I can give a definition of what I call volition, however. The behavior of an organism is volitional. This gives it a range of flexibility so as to make the behavior of even one well-known human-being somewhat unpredictable. This gives us an illusion of "freedom," and it can be a healthy one. But freedom is still an illusion, for the brain is acting according to the laws of physics, biochemistry, and electricity, as it has evolved to do according to natural laws. Though we cannot predict every variable of an on-coming storm, this does not make the activity of the storm exempt from natural laws of behavior. So it is with volitional behavior of an organism.
Free will seems to be grounded in the belief that free will exists or else determinism is true. I reject this. I am not a determinist. The idea of causality is an a priori assumption for which there is no proof. Yes, I understand that it is a helpful assumption in practice. The scientific method could not exist without this assumption. But philosophically speaking, this is still an assumption. As physicists learn more about the nature of time and begin to peer into the apparent lack of causality on the quantum realm and knowledge of the brain and psychology continues to increase, I begin to suspect that causality may be a result of how we perceive the world. That is, we have evolved to perceive causality, but it may be an illusion. That is not to say that it is not real, but that it is not what it seems to be. Indeed, I suspect that what exists is in reality a causal loop, not a causal chain.
And if this is the case, everything is written in stone in a causal loop, but it is not determined in the traditional sense of that word. Every event in my life simultaneously exists in different spatio-temporal locations, and whereas there is the illusion of movement, no movement is actually occurring. Time is an "eternal instance." Some of this is still highly theoretical, of course.

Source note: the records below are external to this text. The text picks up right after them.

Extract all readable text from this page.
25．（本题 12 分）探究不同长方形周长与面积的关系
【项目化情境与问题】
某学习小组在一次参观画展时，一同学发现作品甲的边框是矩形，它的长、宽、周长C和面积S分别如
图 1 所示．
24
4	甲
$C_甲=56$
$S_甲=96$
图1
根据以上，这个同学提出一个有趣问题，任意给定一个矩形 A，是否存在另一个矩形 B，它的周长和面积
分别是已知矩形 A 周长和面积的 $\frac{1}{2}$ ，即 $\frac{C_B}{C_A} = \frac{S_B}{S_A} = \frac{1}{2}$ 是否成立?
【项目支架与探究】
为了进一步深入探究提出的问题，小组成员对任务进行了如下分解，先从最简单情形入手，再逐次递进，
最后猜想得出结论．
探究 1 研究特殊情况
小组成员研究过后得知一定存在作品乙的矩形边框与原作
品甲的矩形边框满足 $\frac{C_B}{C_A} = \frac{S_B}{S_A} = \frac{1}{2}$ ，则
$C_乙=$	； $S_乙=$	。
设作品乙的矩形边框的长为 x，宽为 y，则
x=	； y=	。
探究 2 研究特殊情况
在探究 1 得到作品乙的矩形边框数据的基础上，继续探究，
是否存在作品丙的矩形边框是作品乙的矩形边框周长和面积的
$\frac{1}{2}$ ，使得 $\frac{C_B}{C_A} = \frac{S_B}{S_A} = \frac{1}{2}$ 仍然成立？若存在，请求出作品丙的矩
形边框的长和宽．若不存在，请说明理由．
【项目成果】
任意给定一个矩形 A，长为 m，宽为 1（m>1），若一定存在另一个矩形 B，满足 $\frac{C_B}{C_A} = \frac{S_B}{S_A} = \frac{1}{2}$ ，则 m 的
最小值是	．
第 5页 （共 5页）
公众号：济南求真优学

In any case, in order to consider questions of causality, determinism, and free will, I still have to deal with the issues of the nature of time, the nature of the self, the nature of causality, and the nature of movement.
These particular questions come to me about the nature of movement through space: How can anything possibly be moving? How can a bit of matter move through a point of infinite space? Is the fact that particles seem to disappear and reappear in different locations on the microscopic realm evidence that movement is an illusion?
All of these questions are relevant to the ideas of causality and free will. I have never come across an adequate definition of free will, and I've never read anything from legitimate scientific sources that convinced me of its existence, whatever it is.